4.A Novel EYA1 Mutation Causing Alternative RNA Splicing in a Chinese Family With Branchio-Oto Syndrome: Implications for Molecular Diagnosis and Clinical Application
Anhai CHEN ; Jie LING ; Xin PENG ; Xianlin LIU ; Shuang MAO ; Yongjia CHEN ; Mengyao QIN ; Shuai ZHANG ; Yijiang BAI ; Jian SONG ; Zhili FENG ; Lu MA ; Dinghua HE ; Lingyun MEI ; Chufeng HE ; Yong FENG
Clinical and Experimental Otorhinolaryngology 2023;16(4):342-358
Objectives:
. Branchio-oto syndrome (BOS) primarily manifests as hearing loss, preauricular pits, and branchial defects. EYA1 is the most common pathogenic gene, and splicing mutations account for a substantial proportion of cases. However, few studies have addressed the structural changes in the protein caused by splicing mutations and potential pathogenic factors, and several studies have shown that middle-ear surgery has limited effectiveness in improving hearing in these patients.

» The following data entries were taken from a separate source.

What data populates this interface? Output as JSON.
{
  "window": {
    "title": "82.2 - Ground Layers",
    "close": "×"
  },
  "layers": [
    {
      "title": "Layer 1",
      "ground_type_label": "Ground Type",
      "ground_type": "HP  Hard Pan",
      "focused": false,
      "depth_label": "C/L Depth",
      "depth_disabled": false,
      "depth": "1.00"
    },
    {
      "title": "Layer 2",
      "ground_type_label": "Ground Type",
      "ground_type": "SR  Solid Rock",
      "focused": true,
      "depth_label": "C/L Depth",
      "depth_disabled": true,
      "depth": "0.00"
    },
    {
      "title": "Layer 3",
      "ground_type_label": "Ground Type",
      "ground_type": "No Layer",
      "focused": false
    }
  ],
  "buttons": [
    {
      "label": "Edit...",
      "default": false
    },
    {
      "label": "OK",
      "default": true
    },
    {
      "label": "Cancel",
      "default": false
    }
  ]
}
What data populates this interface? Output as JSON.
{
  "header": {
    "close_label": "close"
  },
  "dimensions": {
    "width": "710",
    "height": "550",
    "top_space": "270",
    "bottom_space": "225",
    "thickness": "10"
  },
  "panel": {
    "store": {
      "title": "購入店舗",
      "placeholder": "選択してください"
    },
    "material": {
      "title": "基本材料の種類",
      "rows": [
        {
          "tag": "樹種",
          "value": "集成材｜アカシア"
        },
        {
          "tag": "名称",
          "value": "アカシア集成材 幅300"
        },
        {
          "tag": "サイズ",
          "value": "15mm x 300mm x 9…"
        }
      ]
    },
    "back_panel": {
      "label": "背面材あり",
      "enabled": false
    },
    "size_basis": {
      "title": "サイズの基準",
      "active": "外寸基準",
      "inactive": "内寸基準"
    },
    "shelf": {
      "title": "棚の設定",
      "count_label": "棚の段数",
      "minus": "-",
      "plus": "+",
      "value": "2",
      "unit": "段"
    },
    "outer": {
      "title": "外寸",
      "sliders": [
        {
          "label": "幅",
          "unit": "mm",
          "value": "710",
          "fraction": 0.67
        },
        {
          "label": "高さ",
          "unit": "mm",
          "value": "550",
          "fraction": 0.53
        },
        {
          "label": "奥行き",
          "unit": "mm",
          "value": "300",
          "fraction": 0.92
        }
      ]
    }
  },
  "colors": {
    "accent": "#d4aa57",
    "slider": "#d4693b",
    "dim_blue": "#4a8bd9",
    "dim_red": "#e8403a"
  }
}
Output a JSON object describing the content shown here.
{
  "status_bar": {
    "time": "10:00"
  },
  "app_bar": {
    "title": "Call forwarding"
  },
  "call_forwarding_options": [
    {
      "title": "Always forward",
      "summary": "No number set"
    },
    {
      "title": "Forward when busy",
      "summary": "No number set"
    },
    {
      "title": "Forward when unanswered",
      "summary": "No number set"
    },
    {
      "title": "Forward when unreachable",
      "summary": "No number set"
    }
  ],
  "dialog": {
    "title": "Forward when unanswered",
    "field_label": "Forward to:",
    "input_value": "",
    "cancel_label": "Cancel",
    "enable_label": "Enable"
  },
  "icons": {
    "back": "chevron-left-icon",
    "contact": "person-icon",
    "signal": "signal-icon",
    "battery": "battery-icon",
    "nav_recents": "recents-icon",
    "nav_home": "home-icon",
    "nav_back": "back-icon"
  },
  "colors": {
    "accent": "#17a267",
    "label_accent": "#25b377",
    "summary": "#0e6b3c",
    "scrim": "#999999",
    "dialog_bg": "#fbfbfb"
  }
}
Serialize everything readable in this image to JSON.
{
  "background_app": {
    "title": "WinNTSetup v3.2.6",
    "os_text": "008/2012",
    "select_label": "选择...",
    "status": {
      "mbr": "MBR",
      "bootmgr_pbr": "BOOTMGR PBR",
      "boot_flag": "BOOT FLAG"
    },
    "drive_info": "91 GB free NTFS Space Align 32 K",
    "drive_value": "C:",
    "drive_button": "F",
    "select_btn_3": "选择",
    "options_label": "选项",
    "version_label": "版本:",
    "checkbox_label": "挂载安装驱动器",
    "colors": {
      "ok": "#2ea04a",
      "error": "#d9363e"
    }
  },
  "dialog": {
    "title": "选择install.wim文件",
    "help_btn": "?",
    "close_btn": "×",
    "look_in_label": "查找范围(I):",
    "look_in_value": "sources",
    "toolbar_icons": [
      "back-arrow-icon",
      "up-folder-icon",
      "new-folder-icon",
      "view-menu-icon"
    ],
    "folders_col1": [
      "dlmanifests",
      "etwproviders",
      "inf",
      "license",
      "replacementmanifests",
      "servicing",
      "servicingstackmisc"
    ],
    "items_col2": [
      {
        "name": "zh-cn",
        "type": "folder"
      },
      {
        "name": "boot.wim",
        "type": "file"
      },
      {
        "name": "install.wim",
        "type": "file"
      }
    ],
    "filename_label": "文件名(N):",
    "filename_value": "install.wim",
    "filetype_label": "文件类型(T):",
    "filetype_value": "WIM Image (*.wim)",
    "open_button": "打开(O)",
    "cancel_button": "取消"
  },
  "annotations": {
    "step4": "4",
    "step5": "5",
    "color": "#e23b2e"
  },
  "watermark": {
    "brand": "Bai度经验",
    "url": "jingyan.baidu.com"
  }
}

BOS has also been relatively infrequently reported in the Chinese population. This study explored the genetic etiology in the family of a proband with BOS and provided clinical treatment to improve the patient’s hearing.
Methods:
. We collected detailed clinical features and peripheral blood samples from the patients and unaffected individuals within the family. Pathogenic mutations were identified by whole-exome sequencing and cosegregation analysis and classified according to the American College of Medical Genetics and Genomics guidelines. Alternative splicing was verified through a minigene assay. The predicted three-dimensional protein structure and biochemical experiments were used to investigate the pathogenicity of the mutation. The proband underwent middle-ear surgery and was followed up at 1 month and 6 months postoperatively to monitor auditory improvement.
Results:
. A novel heterozygous EYA1 splicing variant (c.1050+4 A>C) was identified and classified as pathogenic (PVS1(RNA), PM2, PP1). Skipping of exon 11 of the EYA1 pre-mRNA was confirmed using a minigene assay. This mutation may impair EYA1-SIX1 interactions, as shown by an immunoprecipitation assay. The EYA1-Mut protein exhibited cellular mislocalization and decreased protein expression in cytological experiments. Middle-ear surgery significantly improved hearing loss caused by bone-conduction abnormalities in the proband.
Conclusion
. We reported a novel splicing variant of EYA1 in a Chinese family with BOS and revealed the potential molecular pathogenic mechanism. The significant hearing improvement observed in the proband after middle-ear surgery provides a reference for auditory rehabilitation in similar patients.